The Zeta Model, devised by Edward I. Altman, a finance professor at New York University, is a mathematical model designed to assess the likelihood of a public company facing bankruptcy within a two-year timeframe. The numerical output generated by this model is termed the company’s Z-score (or zeta score), and it is widely regarded as a fairly precise indicator of prospective financial distress.

Introduced in 1968, the Z-score utilises various financial metrics derived from a company’s income statement and balance sheet to gauge its overall financial well-being.

## Z-score formula

The foundation of the Z-score model lies in five pivotal financial ratios, drawing upon information found in the 10-K report. This incorporation enhances the model’s precision in evaluating a company’s financial well-being and the likelihood of bankruptcy.

The formula for Altman’s Z-score is expressed as follows:

ζ = 1.2A + 1.4B + 3.3C + 0.6D + 1.0E

Where:

Zeta (ζ) – is the Altman’s Z-score
A – is the Working Capital/Total Assets ratio
B – is the ratio of Retained Earnings to Total Assets
C – is the Earnings Before Interest and Tax/Total Assets ratio
D – is the ratio of Market Value of Equity to Total Liabilities
E – is the Total Sales/Total Assets ratio

The Zeta Model provides a singular numeric output known as the z-score (or zeta score), offering a representation of a company’s probability of facing bankruptcy within the upcoming two years. A lower z-score signifies a higher likelihood of bankruptcy. The Zeta model’s accuracy in predicting bankruptcies ranges from over 95% one period before bankruptcy to 70% over a series of five preceding annual reporting periods.

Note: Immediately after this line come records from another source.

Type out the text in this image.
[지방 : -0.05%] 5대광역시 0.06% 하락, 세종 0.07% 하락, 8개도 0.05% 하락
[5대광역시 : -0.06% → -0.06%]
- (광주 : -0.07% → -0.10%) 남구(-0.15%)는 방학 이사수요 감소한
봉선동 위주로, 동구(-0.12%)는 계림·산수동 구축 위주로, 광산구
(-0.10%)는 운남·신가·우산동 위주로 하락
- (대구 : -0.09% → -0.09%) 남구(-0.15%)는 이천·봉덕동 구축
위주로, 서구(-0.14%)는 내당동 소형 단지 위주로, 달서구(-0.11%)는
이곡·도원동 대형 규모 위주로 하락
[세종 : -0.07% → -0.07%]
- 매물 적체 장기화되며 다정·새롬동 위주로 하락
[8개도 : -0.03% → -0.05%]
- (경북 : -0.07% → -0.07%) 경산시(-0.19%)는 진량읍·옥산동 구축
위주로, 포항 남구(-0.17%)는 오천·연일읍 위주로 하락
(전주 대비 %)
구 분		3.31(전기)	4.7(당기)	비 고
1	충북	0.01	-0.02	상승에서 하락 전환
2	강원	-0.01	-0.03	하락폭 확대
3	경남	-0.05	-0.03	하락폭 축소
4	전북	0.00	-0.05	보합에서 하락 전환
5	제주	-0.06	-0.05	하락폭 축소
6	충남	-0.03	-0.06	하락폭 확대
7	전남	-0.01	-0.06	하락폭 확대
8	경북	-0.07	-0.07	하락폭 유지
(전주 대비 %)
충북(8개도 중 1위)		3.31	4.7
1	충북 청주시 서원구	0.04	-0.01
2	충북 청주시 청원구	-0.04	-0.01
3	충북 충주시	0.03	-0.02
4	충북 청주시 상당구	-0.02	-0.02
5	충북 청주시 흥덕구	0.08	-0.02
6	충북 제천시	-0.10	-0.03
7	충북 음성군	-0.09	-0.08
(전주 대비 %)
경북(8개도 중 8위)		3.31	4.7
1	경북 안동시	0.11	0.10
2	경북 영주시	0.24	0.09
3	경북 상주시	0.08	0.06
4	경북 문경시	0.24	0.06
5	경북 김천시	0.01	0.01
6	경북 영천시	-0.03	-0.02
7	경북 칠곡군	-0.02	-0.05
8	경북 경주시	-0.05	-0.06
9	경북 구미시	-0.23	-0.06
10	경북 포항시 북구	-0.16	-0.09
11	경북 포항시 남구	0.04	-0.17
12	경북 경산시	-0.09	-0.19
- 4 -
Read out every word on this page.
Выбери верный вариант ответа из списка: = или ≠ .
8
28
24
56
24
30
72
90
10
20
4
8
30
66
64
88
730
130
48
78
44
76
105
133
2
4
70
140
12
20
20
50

Z-scores are categorized into zones of discrimination, indicating the likelihood of a company going bankrupt. A z-score below 1.8 suggests a probable bankruptcy, while scores exceeding 3.0 indicate that bankruptcy is unlikely within the next two years. Companies with z-scores falling between 1.8 and 3.0 reside in a gray area, with an equal likelihood of bankruptcy or financial stability.